Is it possible to call a kernel and modify an array in kernel

My pseudocode as following, and I got an error message:
Error : an illegal memory access was encountered.

There are 2 key points of this pseudocode:

  1. malloc a tmp array in kernel1 than pass the pointer to kernel2
  2. modify tmp array in kerenl2

Is it possible? How do I fix this error?

__global__
void kernel2(int* array, int array_size){
    int idx = threadIdx.x;
    if (idx < array_size){
        int maxv = 0;
        for(int i=0;i<array_size;i++){
            if (array[i]>maxv){
                maxv = array[i];
            }
        }
        array[idx] = maxv;
    }
}

__global__
void kernel1(int* array, int array_size){
    int idx = threadIdx.x;
    if (idx < array_size){
        int* array_tmp = (int*)malloc(array_size*sizeof(int));
        memcpy(array_tmp, array, array_size*sizeof(int));
        kernel2<<<blockNum, threadNum>>>(array_tmp, array_size);
        ...
    }
}

void main(){
    int array_size = 10;
    cudaError_t err;
    int *array; err = cudaMallocManaged(&array, array_size*sizeof(int));
    kernel1<<<blockNum, threadNum>>>(array, array_size);
    ...
}

Yes, it’s possible. However there are a few things to be aware of:

  1. A child kernel cannot make use of variables that point to the local space of the parent kernel.
  2. in-kernel malloc allocates from a separate device heap. This device heap starts out with a relatively small limit, but is adjustable. Make sure your allocation does not exceed the device heap, when considered kernel-wide. A best practice here is to check for a NULL pointer returned by in-kernel malloc, as this is how the API signals an allocation failure.

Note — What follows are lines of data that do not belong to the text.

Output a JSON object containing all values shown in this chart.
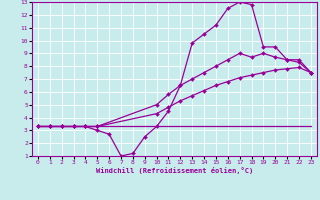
{
  "background_color": "#c8ecec",
  "line_color": "#990099",
  "xlabel": "Windchill (Refroidissement éolien,°C)",
  "xlim": [
    -0.5,
    23.5
  ],
  "ylim": [
    1,
    13
  ],
  "xticks": [
    0,
    1,
    2,
    3,
    4,
    5,
    6,
    7,
    8,
    9,
    10,
    11,
    12,
    13,
    14,
    15,
    16,
    17,
    18,
    19,
    20,
    21,
    22,
    23
  ],
  "yticks": [
    1,
    2,
    3,
    4,
    5,
    6,
    7,
    8,
    9,
    10,
    11,
    12,
    13
  ],
  "lines": [
    {
      "x": [
        0,
        23
      ],
      "y": [
        3.3,
        3.3
      ],
      "markers": false
    },
    {
      "x": [
        0,
        1,
        2,
        3,
        4,
        5,
        10,
        11,
        12,
        13,
        14,
        15,
        16,
        17,
        18,
        19,
        20,
        21,
        22,
        23
      ],
      "y": [
        3.3,
        3.3,
        3.3,
        3.3,
        3.3,
        3.3,
        4.3,
        4.8,
        5.3,
        5.7,
        6.1,
        6.5,
        6.8,
        7.1,
        7.3,
        7.5,
        7.7,
        7.8,
        7.9,
        7.5
      ],
      "markers": true
    },
    {
      "x": [
        0,
        1,
        2,
        3,
        4,
        5,
        6,
        7,
        8,
        9,
        10,
        11,
        12,
        13,
        14,
        15,
        16,
        17,
        18,
        19,
        20,
        21,
        22,
        23
      ],
      "y": [
        3.3,
        3.3,
        3.3,
        3.3,
        3.3,
        3.0,
        2.7,
        1.0,
        1.2,
        2.5,
        3.3,
        4.5,
        6.5,
        9.8,
        10.5,
        11.2,
        12.5,
        13.0,
        12.8,
        9.5,
        9.5,
        8.5,
        8.5,
        7.5
      ],
      "markers": true
    },
    {
      "x": [
        0,
        1,
        2,
        3,
        4,
        5,
        10,
        11,
        12,
        13,
        14,
        15,
        16,
        17,
        18,
        19,
        20,
        21,
        22,
        23
      ],
      "y": [
        3.3,
        3.3,
        3.3,
        3.3,
        3.3,
        3.3,
        5.0,
        5.8,
        6.5,
        7.0,
        7.5,
        8.0,
        8.5,
        9.0,
        8.7,
        9.0,
        8.7,
        8.5,
        8.3,
        7.5
      ],
      "markers": true
    }
  ]
}
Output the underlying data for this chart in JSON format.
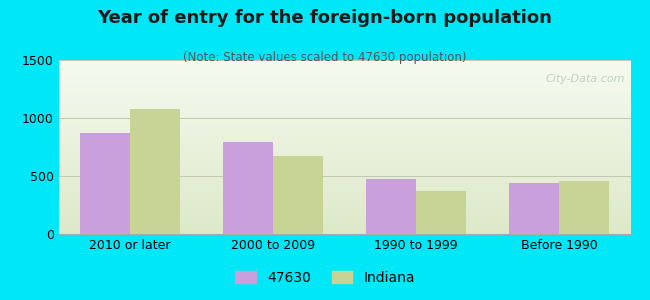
{
  "title": "Year of entry for the foreign-born population",
  "subtitle": "(Note: State values scaled to 47630 population)",
  "categories": [
    "2010 or later",
    "2000 to 2009",
    "1990 to 1999",
    "Before 1990"
  ],
  "series_47630": [
    870,
    790,
    475,
    440
  ],
  "series_indiana": [
    1075,
    670,
    375,
    455
  ],
  "color_47630": "#c9a0dc",
  "color_indiana": "#c8d496",
  "ylim": [
    0,
    1500
  ],
  "yticks": [
    0,
    500,
    1000,
    1500
  ],
  "bar_width": 0.35,
  "outer_background": "#00e8f8",
  "plot_bg_top": "#f5faf0",
  "plot_bg_bottom": "#dde8c8",
  "legend_47630": "47630",
  "legend_indiana": "Indiana",
  "title_fontsize": 13,
  "subtitle_fontsize": 8.5,
  "tick_fontsize": 9,
  "legend_fontsize": 10,
  "watermark": "City-Data.com"
}
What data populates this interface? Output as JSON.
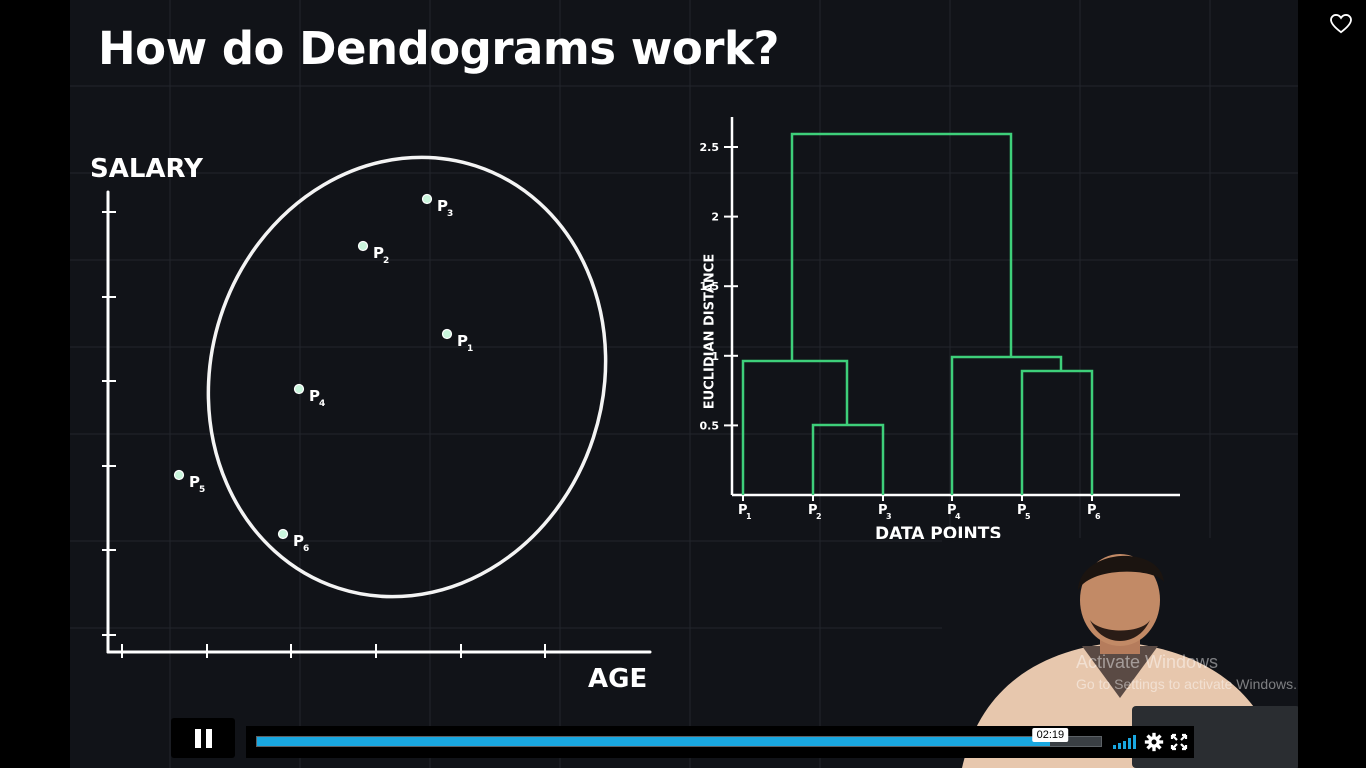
{
  "slide": {
    "title": "How do Dendograms work?",
    "scatter": {
      "y_label": "SALARY",
      "x_label": "AGE",
      "points": [
        {
          "label": "P",
          "sub": "1"
        },
        {
          "label": "P",
          "sub": "2"
        },
        {
          "label": "P",
          "sub": "3"
        },
        {
          "label": "P",
          "sub": "4"
        },
        {
          "label": "P",
          "sub": "5"
        },
        {
          "label": "P",
          "sub": "6"
        }
      ]
    },
    "dendrogram": {
      "y_axis_title": "EUCLIDIAN DISTANCE",
      "x_axis_title": "DATA POINTS",
      "y_ticks": [
        "0.5",
        "1",
        "1.5",
        "2",
        "2.5"
      ],
      "leaves": [
        {
          "label": "P",
          "sub": "1"
        },
        {
          "label": "P",
          "sub": "2"
        },
        {
          "label": "P",
          "sub": "3"
        },
        {
          "label": "P",
          "sub": "4"
        },
        {
          "label": "P",
          "sub": "5"
        },
        {
          "label": "P",
          "sub": "6"
        }
      ],
      "line_color": "#3ecf7a"
    }
  },
  "watermark": {
    "line1": "Activate Windows",
    "line2": "Go to Settings to activate Windows."
  },
  "player": {
    "current_time": "02:19",
    "progress": 0.94,
    "accent_color": "#19a7e0",
    "icons": {
      "play_pause": "pause-icon",
      "volume": "volume-icon",
      "settings": "gear-icon",
      "fullscreen": "fullscreen-icon",
      "favorite": "heart-icon"
    }
  }
}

From what I can tell, you haven’t done either of those things explicitly/obviously. You might also just be exceeding another CDP limit such as the launch pending limit. This is impossible to determine since you haven’t shown your actual grid sizes. if those are large enough you could be exceeding the device heap limit.

I’m guessing you are on windows due to usage of void main() so if that’s the case, another thing to be aware of might simply be a kernel time-out.

Finally, any time you are having trouble with a CUDA code, I always recommend proper CUDA error checking. When using CDP, you should apply similar error checking to device API usage and device (child) kernel launches.

Here’s a complete example based on what you have shown:

$ cat t2108.cu
#include <cstdio>

__global__
void kernel2(int* array, int array_size){
    int idx = threadIdx.x;
    if (idx < array_size){
        int maxv = 0;
        for(int i=0;i<array_size;i++){
            if (array[i]>maxv){
                maxv = array[i];
            }
        }
        array[idx] = maxv;
        printf("maxv: %d\n", maxv);
    }
}

__global__
void kernel1(int* array, int array_size){
    int idx = threadIdx.x;
    if (idx < array_size){
        int* array_tmp = (int*)malloc(array_size*sizeof(int));
        if (array_tmp != NULL) {
          memcpy(array_tmp, array, array_size*sizeof(int));
          kernel2<<<1,1>>>(array_tmp, array_size);}
        else
          printf("oops!\n");
    }
}

int main(){
    int array_size = 10;
    cudaError_t err;
    int *array; err = cudaMallocManaged(&array, array_size*sizeof(int));
    for (int i = 0; i < array_size; i++) array[i] = i;
    kernel1<<<1,1>>>(array, array_size);
    cudaDeviceSynchronize();
}
$ nvcc -o t2108 t2108.cu -rdc=true -lcudadevrt
t2108.cu(33): warning: variable "err" was set but never used

$ compute-sanitizer ./t2108
========= COMPUTE-SANITIZER
maxv: 9
========= ERROR SUMMARY: 0 errors
$

Therefore I conclude the problem lies in something you haven’t shown. My usual suggestion in these cases if you still need help is to provide a short, complete example (just as I have) that demonstrates the problem, rather than “pseudocode”.